Capital Airlines was founded in 2003. In mid-2005, the airline partnered with Synergy Group to operate Nigeria's viable fringe airports and to open some alternative airports, hitherto considered unviable.

The Nigerian government set a deadline of April 30, 2007 for all airlines operating in the country to re-capitalise or be grounded, in an effort to ensure better services and safety.
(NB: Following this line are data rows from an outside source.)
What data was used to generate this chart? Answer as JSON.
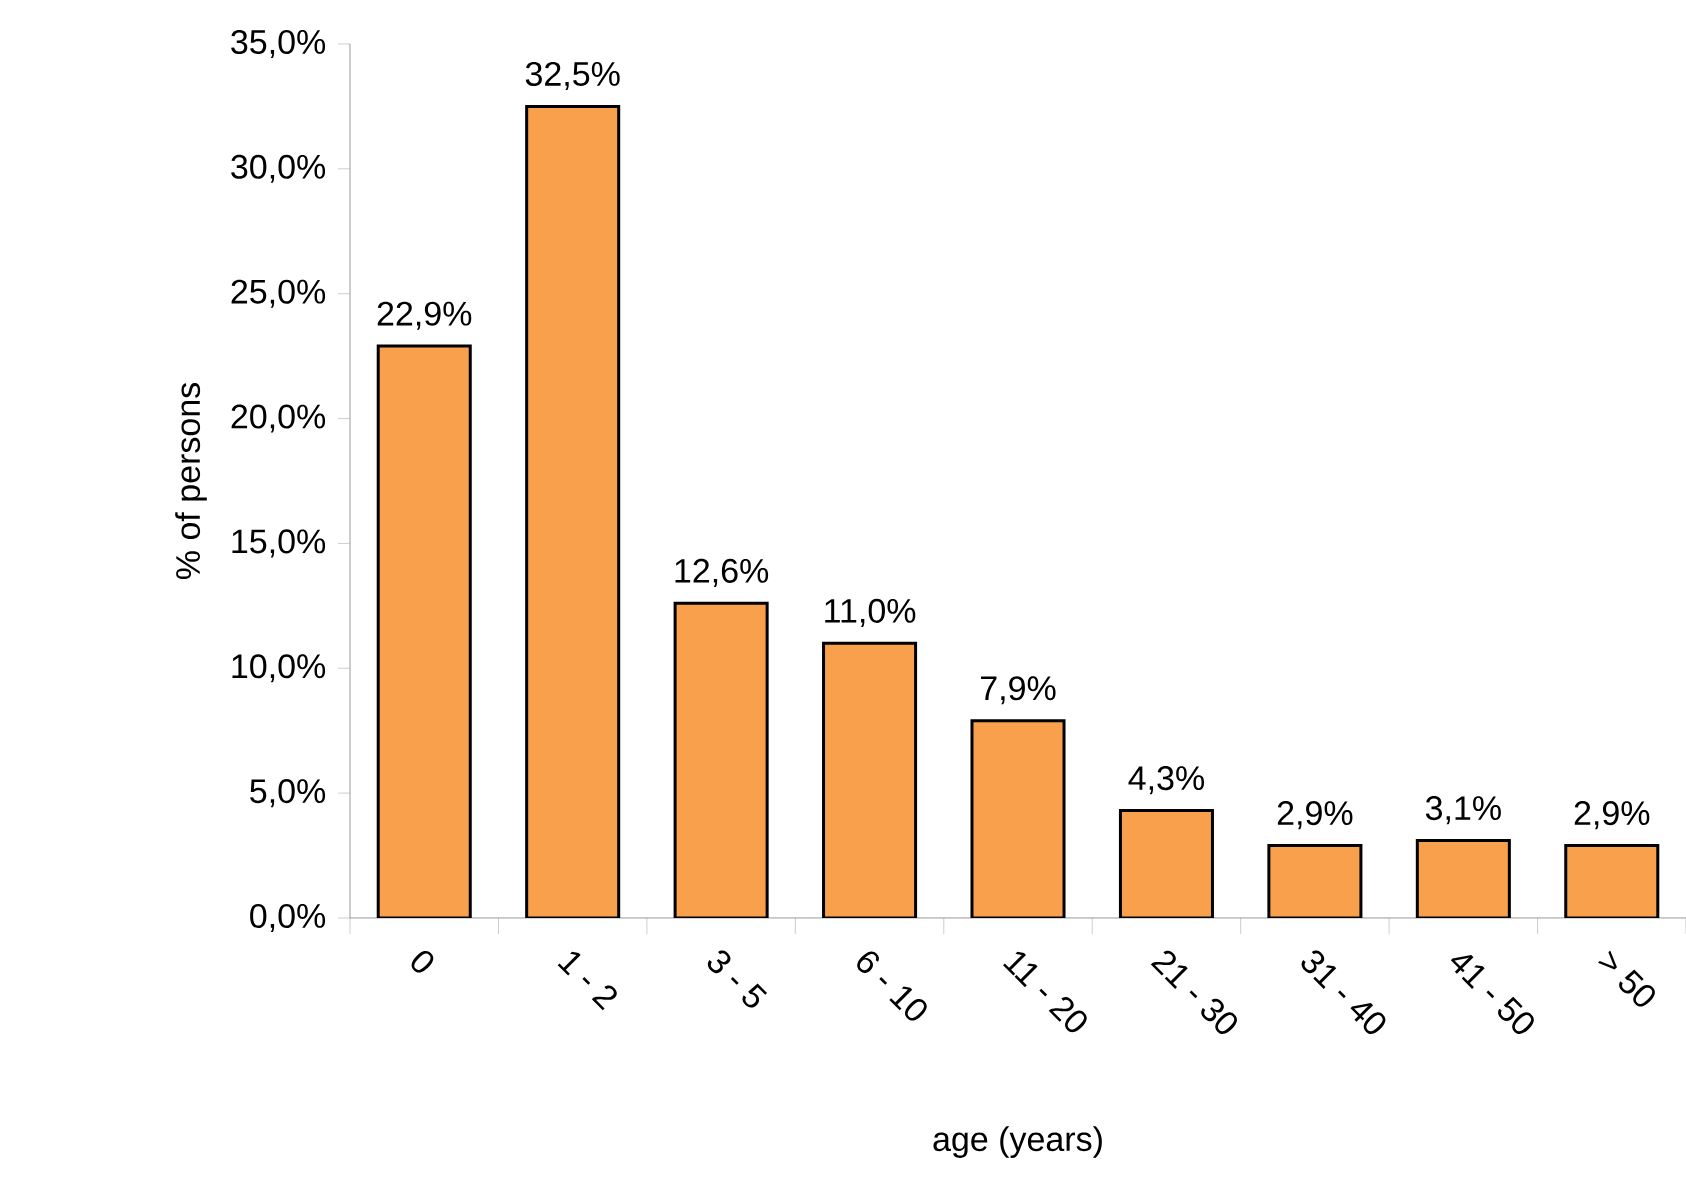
{
  "chart_data": {
    "type": "bar",
    "xlabel": "age (years)",
    "ylabel": "% of persons",
    "categories": [
      "0",
      "1 - 2",
      "3 - 5",
      "6 - 10",
      "11 - 20",
      "21 - 30",
      "31 - 40",
      "41 - 50",
      "> 50"
    ],
    "values": [
      22.9,
      32.5,
      12.6,
      11.0,
      7.9,
      4.3,
      2.9,
      3.1,
      2.9
    ],
    "value_labels": [
      "22,9%",
      "32,5%",
      "12,6%",
      "11,0%",
      "7,9%",
      "4,3%",
      "2,9%",
      "3,1%",
      "2,9%"
    ],
    "color": "#f9a04c",
    "ylim": [
      0,
      35
    ],
    "yticks": [
      {
        "value": 0,
        "label": "0,0%"
      },
      {
        "value": 5,
        "label": "5,0%"
      },
      {
        "value": 10,
        "label": "10,0%"
      },
      {
        "value": 15,
        "label": "15,0%"
      },
      {
        "value": 20,
        "label": "20,0%"
      },
      {
        "value": 25,
        "label": "25,0%"
      },
      {
        "value": 30,
        "label": "30,0%"
      },
      {
        "value": 35,
        "label": "35,0%"
      }
    ],
    "grid": false
  }
}
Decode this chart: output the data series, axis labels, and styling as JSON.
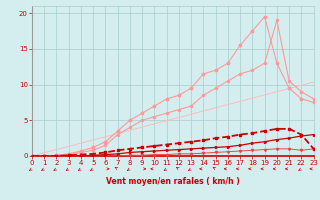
{
  "x": [
    0,
    1,
    2,
    3,
    4,
    5,
    6,
    7,
    8,
    9,
    10,
    11,
    12,
    13,
    14,
    15,
    16,
    17,
    18,
    19,
    20,
    21,
    22,
    23
  ],
  "line_dark1": [
    0,
    0,
    0,
    0.1,
    0.2,
    0.3,
    0.5,
    0.8,
    1.0,
    1.2,
    1.4,
    1.6,
    1.8,
    2.0,
    2.2,
    2.5,
    2.7,
    3.0,
    3.2,
    3.5,
    3.8,
    3.8,
    3.0,
    1.0
  ],
  "line_dark2": [
    0,
    0,
    0,
    0,
    0,
    0.1,
    0.2,
    0.3,
    0.5,
    0.6,
    0.7,
    0.8,
    0.9,
    1.0,
    1.1,
    1.2,
    1.3,
    1.5,
    1.8,
    2.0,
    2.3,
    2.5,
    2.8,
    3.0
  ],
  "line_flat": [
    0,
    0,
    0,
    0,
    0,
    0,
    0,
    0,
    0.1,
    0.1,
    0.2,
    0.2,
    0.3,
    0.3,
    0.4,
    0.5,
    0.6,
    0.7,
    0.8,
    0.9,
    1.0,
    1.0,
    0.8,
    1.0
  ],
  "line_slope_thin": [
    0,
    0.45,
    0.9,
    1.35,
    1.8,
    2.25,
    2.7,
    3.15,
    3.6,
    4.05,
    4.5,
    4.95,
    5.4,
    5.85,
    6.3,
    6.75,
    7.2,
    7.65,
    8.1,
    8.55,
    9.0,
    9.45,
    9.9,
    10.35
  ],
  "line_pink1": [
    0,
    0,
    0.1,
    0.2,
    0.5,
    0.8,
    1.5,
    3.0,
    4.0,
    5.0,
    5.5,
    6.0,
    6.5,
    7.0,
    8.5,
    9.5,
    10.5,
    11.5,
    12.0,
    13.0,
    19.0,
    10.5,
    9.0,
    8.0
  ],
  "line_pink2": [
    0,
    0,
    0.1,
    0.3,
    0.7,
    1.2,
    2.0,
    3.5,
    5.0,
    6.0,
    7.0,
    8.0,
    8.5,
    9.5,
    11.5,
    12.0,
    13.0,
    15.5,
    17.5,
    19.5,
    13.0,
    9.5,
    8.0,
    7.5
  ],
  "background": "#d4eef0",
  "grid_color": "#a8cccc",
  "color_dark": "#cc0000",
  "color_mid": "#ee4444",
  "color_light": "#ff9999",
  "color_vlight": "#ffbbbb",
  "xlabel": "Vent moyen/en rafales ( km/h )",
  "xlim": [
    0,
    23
  ],
  "ylim": [
    0,
    21
  ],
  "yticks": [
    0,
    5,
    10,
    15,
    20
  ]
}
Capital Airlines satisfied the demanded criteria in terms of re-capitalization and was re-registered for operation.

In 2009, Capital Airlines failed to meet the Nigerian Civil Aviation Authority requirement of having more than one aircraft, forcing it to suspend all flights in October 30, 2009. The company was subsequently dissolved in 2010.

==Destinations==
In July 2007, Capital Airlines had offered scheduled flights to the following cities:
- NGA
  - Abuja - Nnamdi Azikiwe International Airport
  - Ilorin - Ilorin International Airport
  - Lagos - Murtala Muhammed International Airport Hub
  - Minna - Minna Airport

==Fleet==
Capital Airlines consisted of a fleet of 5 Embraer EMB 120 Brasilia turboprops.

==Accidents and incidents==
- On August 2, 2009, an Embraer EMB 120 Brasilia (registered 5N-BLN) suffered a fire on the right engine after the pilots started the engines. All 28 passengers and 5 crew members were uninjured.